Für die Kinder der Jahrgangsstufen 3 und 4 beginnt der Tag in der Lerngruppe um 8 Uhr. Die Kinder der Stufen 0 bis 2 können morgens in ihrem Gruppenraum ankommen. Dort ist Zeit für Gespräche, Spiele oder erstes Arbeitspensum, ganz wie es dem einzelnen Kind liegt. Dort ist Zeit für Gespräche, Spiele, Frühstück oder ein erstes Arbeitspensum, ganz wie es dem einzelnen Kind liegt. Sind alle Kinder da, startet der gemeinsame Tag im Morgenkreis. Kinder berichten von ihren Erlebnissen am Vortag oder stellen persönliche Dinge vor. Es werden Themen gemeinsam geplant, besprochen oder erarbeitet und der Tagesablauf geklärt. Danach machen sich alle Kinder an die Arbeit. Das Lernmaterial erlaubt verschiedene Arbeitsformen (Partner- oder Gruppenarbeit, individuelles Lernen mit Selbstkontrolle). In der »Schatzkiste« z.B. haben die schönsten Ergebnisse ihren Platz (besonders schön gestaltete Hefte, ein gelungenes Bild, ein Foto einer Aufführung, eine Urkunde über eine sportliche Leistung, eine selbst geschriebene Geschichte, ein Gedicht u.v.m.
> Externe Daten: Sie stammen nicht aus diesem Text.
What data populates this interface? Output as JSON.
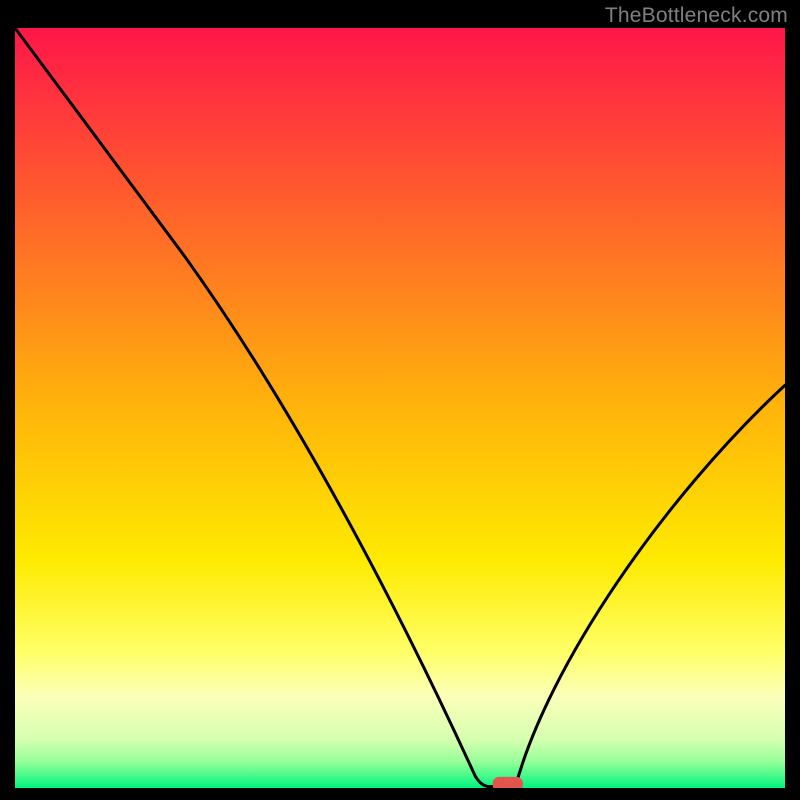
{
  "watermark": "TheBottleneck.com",
  "colors": {
    "bg": "#000000",
    "gradient_stops": [
      {
        "offset": 0.0,
        "color": "#ff1649"
      },
      {
        "offset": 0.5,
        "color": "#ffb40a"
      },
      {
        "offset": 0.7,
        "color": "#feea00"
      },
      {
        "offset": 0.82,
        "color": "#ffff66"
      },
      {
        "offset": 0.88,
        "color": "#fbffb9"
      },
      {
        "offset": 0.935,
        "color": "#d7ffb0"
      },
      {
        "offset": 0.965,
        "color": "#97ff99"
      },
      {
        "offset": 1.0,
        "color": "#00f57e"
      }
    ],
    "curve": "#000000",
    "marker_fill": "#e1554d",
    "marker_stroke": "#e1554d"
  },
  "chart_data": {
    "type": "line",
    "title": "",
    "xlabel": "",
    "ylabel": "",
    "xlim": [
      0,
      100
    ],
    "ylim": [
      0,
      100
    ],
    "x": [
      0,
      8,
      15,
      22,
      30,
      38,
      46,
      52,
      56,
      59,
      61,
      63,
      65,
      68,
      71,
      75,
      80,
      86,
      92,
      100
    ],
    "values": [
      100,
      90,
      80,
      70,
      60,
      48,
      36,
      25,
      15,
      7,
      2,
      0,
      0,
      3,
      9,
      17,
      26,
      35,
      43,
      53
    ],
    "curve_segments": {
      "left_start": [
        0.0,
        100.0
      ],
      "left_knee": [
        22.0,
        70.0
      ],
      "valley_left": [
        59.8,
        1.5
      ],
      "valley_flat_start": [
        61.5,
        0.2
      ],
      "valley_flat_end": [
        65.0,
        0.2
      ],
      "right_end": [
        100.0,
        53.0
      ]
    },
    "marker": {
      "x": 64.0,
      "y": 0.5,
      "rx": 1.9,
      "ry": 0.9
    }
  }
}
In den Ziel- und Bilanzgesprächen verständigen sich alle am Lernprozess Beteiligten – Kind, Eltern und LehrerIn – über Gelungenes, über Stärken und Schwächen, über problematische Bereiche hinsichtlich das Lernverhaltens des Kindes. Das Kind findet und formuliert dabei seine Ziele für die nächste Zeit.

Während der Mittagszeit gehen die Lerngruppen gemeinsam zum Essen. Außerdem werden in dieser Zeit verschiedene Freizeitangebote gemacht. Es gibt betreute Räume, in denen entspannt, gebaut, musiziert oder getobt werden kann. Darüber hinaus sind alle Gruppenräume geöffnet.

Eine zweite Säule des Unterrichts ist das Projekt. Hier arbeiten alle Kinder der Gruppe auf verschiedenem Niveau zu einem gemeinsamen Thema. Es gibt also immer einen Wechsel zwischen individualisierten und gemeinsamen Arbeitsphasen. Die persönlichen Interessen stehen im »Atelier« im Mittelpunkt. Zweimal in der Woche nehmen die Kinder an einem Wahlpflichtkurs teil. Sie wählen für etwa 10 Wochen einen Kurs, den sie dann verpflichtend besuchen. Das Angebot wechselt. In den letzten Jahren gab es z.B. Zirkus, Musik, Kochen, Philosophieren, Holzarbeiten, Schach, Filzen u.v.m. Der Tag schließt mit einem Rückblick im Schlusskreis.

Einmal im Monat treffen sich alle Lerngruppen in der Aula zur Monatsversammlung. Jede Gruppe präsentiert dabei etwas aus dem Unterricht, z.B. selbstverfasste Geschichten, ein gemeinsames Lied oder ein kurzes Theaterstück ...

In einem solchen Unterricht sind feste Strukturen und verbindliche Regeln besonders wichtig: Im Gruppenraum haben Dinge einen festen, erkennbaren Platz (verschiedene Ecken sind einzelnen Lernbereichen und Materialien zugeordnet). Gemeinsame Regeln gelten in der gesamten Schule.